“我们先别自乱阵脚,可能是什么事情耽搁了。”
她眸色微微一凝,只觉得小陈这么着急肯定有原因,也许那两个人不止是碰面这么简单。
可她刚要开口询问,小陈立刻说道。
“我不放心,我得去找一找,组长,你能过来陪着秋秋吗?”
听到这个请求,陶昕然微微一顿,直接一句。
“这种时候你陪着她更好,人我去找。”
陶昕然说着就盖上了笔记本,扯掉脖子上擦汗的毛巾,准备出发。
“你把地址……”
“秋秋……现在不想和我说话。”
结果她话还没问出口,陡然被小陈打断。
小陈的语气里透着几分落寞和自责,听着甚是无奈。
“所以组长,让我去找他俩吧,我……我不想惹她生气,秋秋只听得进您的话。”
听到这里,陶昕然就了然了。
这一对怕不是一个拼命瞒着想给惊喜,一个又不安当下就要答案,误会了吧。
“行吧,找到他们立刻给我回电,我现在就过去。”
“成!”
陶昕然没有耽搁,她清楚小陈的性子,应该是通完电话就去找人了。
撇开危险性先不说,小陈着急的原因其实还有一个,是去青省的时候,当时明明他伤得最重,但被割断手筋的小刘是和他换了当天的工作内容才碰上另一队人。

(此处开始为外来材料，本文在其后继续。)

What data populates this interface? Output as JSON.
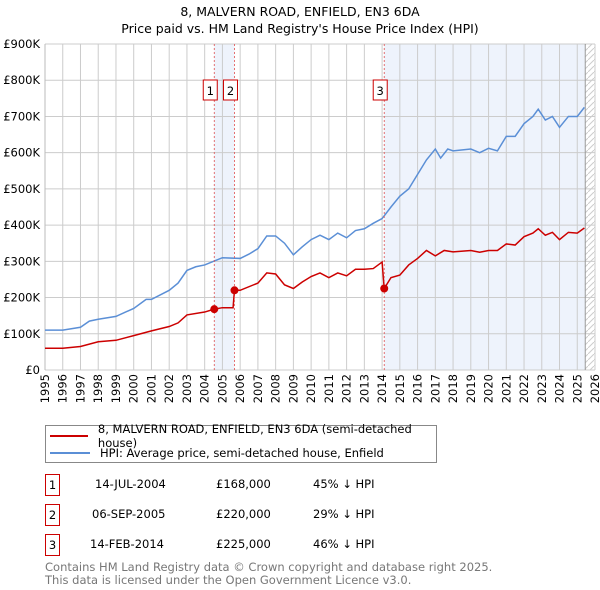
{
  "chart_data": {
    "type": "line",
    "title": "8, MALVERN ROAD, ENFIELD, EN3 6DA",
    "subtitle": "Price paid vs. HM Land Registry's House Price Index (HPI)",
    "xlim": [
      1995,
      2026
    ],
    "ylim": [
      0,
      900000
    ],
    "ytick_labels": [
      "£0",
      "£100K",
      "£200K",
      "£300K",
      "£400K",
      "£500K",
      "£600K",
      "£700K",
      "£800K",
      "£900K"
    ],
    "xtick_labels": [
      "1995",
      "1996",
      "1997",
      "1998",
      "1999",
      "2000",
      "2001",
      "2002",
      "2003",
      "2004",
      "2005",
      "2006",
      "2007",
      "2008",
      "2009",
      "2010",
      "2011",
      "2012",
      "2013",
      "2014",
      "2015",
      "2016",
      "2017",
      "2018",
      "2019",
      "2020",
      "2021",
      "2022",
      "2023",
      "2024",
      "2025",
      "2026"
    ],
    "grid": true,
    "series": [
      {
        "name": "8, MALVERN ROAD, ENFIELD, EN3 6DA (semi-detached house)",
        "color": "#cc0000",
        "x": [
          1995,
          1996,
          1997,
          1998,
          1999,
          2000,
          2001,
          2002,
          2002.5,
          2003,
          2004,
          2004.54,
          2005,
          2005.6,
          2005.68,
          2006,
          2007,
          2007.5,
          2008,
          2008.5,
          2009,
          2009.5,
          2010,
          2010.5,
          2011,
          2011.5,
          2012,
          2012.5,
          2013,
          2013.5,
          2014,
          2014.12,
          2014.5,
          2015,
          2015.5,
          2016,
          2016.5,
          2017,
          2017.5,
          2018,
          2019,
          2019.5,
          2020,
          2020.5,
          2021,
          2021.5,
          2022,
          2022.5,
          2022.8,
          2023.2,
          2023.6,
          2024,
          2024.5,
          2025,
          2025.4
        ],
        "y": [
          60,
          60,
          65,
          78,
          82,
          95,
          108,
          120,
          130,
          152,
          160,
          168,
          172,
          172,
          220,
          220,
          240,
          268,
          265,
          235,
          225,
          243,
          258,
          268,
          255,
          268,
          260,
          278,
          278,
          280,
          298,
          225,
          255,
          262,
          290,
          308,
          330,
          315,
          330,
          326,
          330,
          325,
          330,
          330,
          348,
          345,
          368,
          378,
          390,
          372,
          380,
          360,
          380,
          378,
          392
        ]
      },
      {
        "name": "HPI: Average price, semi-detached house, Enfield",
        "color": "#5b8fd6",
        "x": [
          1995,
          1996,
          1997,
          1997.5,
          1998,
          1999,
          2000,
          2000.7,
          2001,
          2002,
          2002.5,
          2003,
          2003.5,
          2004,
          2004.5,
          2005,
          2006,
          2006.5,
          2007,
          2007.5,
          2008,
          2008.5,
          2009,
          2009.5,
          2010,
          2010.5,
          2011,
          2011.5,
          2012,
          2012.5,
          2013,
          2013.5,
          2014,
          2014.5,
          2015,
          2015.5,
          2016,
          2016.5,
          2017,
          2017.3,
          2017.7,
          2018,
          2019,
          2019.5,
          2020,
          2020.5,
          2021,
          2021.5,
          2022,
          2022.5,
          2022.8,
          2023.2,
          2023.6,
          2024,
          2024.5,
          2025,
          2025.4
        ],
        "y": [
          110,
          110,
          118,
          135,
          140,
          148,
          170,
          195,
          195,
          220,
          240,
          275,
          285,
          290,
          300,
          310,
          308,
          320,
          335,
          370,
          370,
          350,
          318,
          340,
          360,
          372,
          360,
          378,
          365,
          385,
          390,
          405,
          418,
          450,
          480,
          500,
          540,
          580,
          610,
          585,
          610,
          605,
          610,
          600,
          612,
          605,
          645,
          645,
          680,
          700,
          720,
          690,
          700,
          670,
          700,
          700,
          725
        ]
      }
    ],
    "y_unit": "thousand GBP",
    "sales": [
      {
        "label": "1",
        "x": 2004.54,
        "y": 168
      },
      {
        "label": "2",
        "x": 2005.68,
        "y": 220
      },
      {
        "label": "3",
        "x": 2014.12,
        "y": 225
      }
    ],
    "legend_placement": "below"
  },
  "transactions": [
    {
      "num": "1",
      "date": "14-JUL-2004",
      "price": "£168,000",
      "hpi": "45% ↓ HPI"
    },
    {
      "num": "2",
      "date": "06-SEP-2005",
      "price": "£220,000",
      "hpi": "29% ↓ HPI"
    },
    {
      "num": "3",
      "date": "14-FEB-2014",
      "price": "£225,000",
      "hpi": "46% ↓ HPI"
    }
  ],
  "footer": {
    "line1": "Contains HM Land Registry data © Crown copyright and database right 2025.",
    "line2": "This data is licensed under the Open Government Licence v3.0."
  }
}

回来后小刘什么都没说,可由于还在低温下冻了很久,相比被埋在雪里的小陈,他的开放性伤口有点不可逆。
现在他的手日常生活看着没啥问题,但再也不能打球了。
私下里他俩还有小吴,哥仨都是球友,这件事小陈一直耿耿于怀。
这还是残运会选题刚开始的时候,小吴偷偷向她透露的,不让小刘去采访运动员,而是让他去接洽官方也是这个原因。
所以小陈特别害怕,再有人因为和他换班而受到伤害。
陶昕然来到公寓门前,默默叹了口气。
她手底下这些人,平时看着跟机器人似的,一个个感情又意外很细腻。
输入密码,陶昕然没有敲门,而是轻轻开门进去。
厚重的防盗门只开了一道小缝,就隐隐约约能听到里面传出来的哭泣声。
秋秋还在哭。
陶昕然抿了抿唇,若无其事地假装是顺道过来看她。
“秋秋?”
听到不一样的声音,坐在床边的秋秋猛地抬头。
和陶昕然对视后,那眼泪哗啦一下,更加汹涌地流了出来。
“组长……呜呜呜……组长……”
她似乎试图控制自己的情绪,但越想抑制就越抑制不住。
她是真心把陶昕然当作是自己人,处于低谷的人往往在面对亲近之人时,无论多坚强,最后那道倔强都会瞬间崩塌。
陶昕然眸底一颤,马上大步走过去,心疼地抱住她。
她没有马上出声安慰,只是抱着秋秋,轻轻拍打她的后背。
就像慈祥的长辈会对委屈的小辈所做的那样。。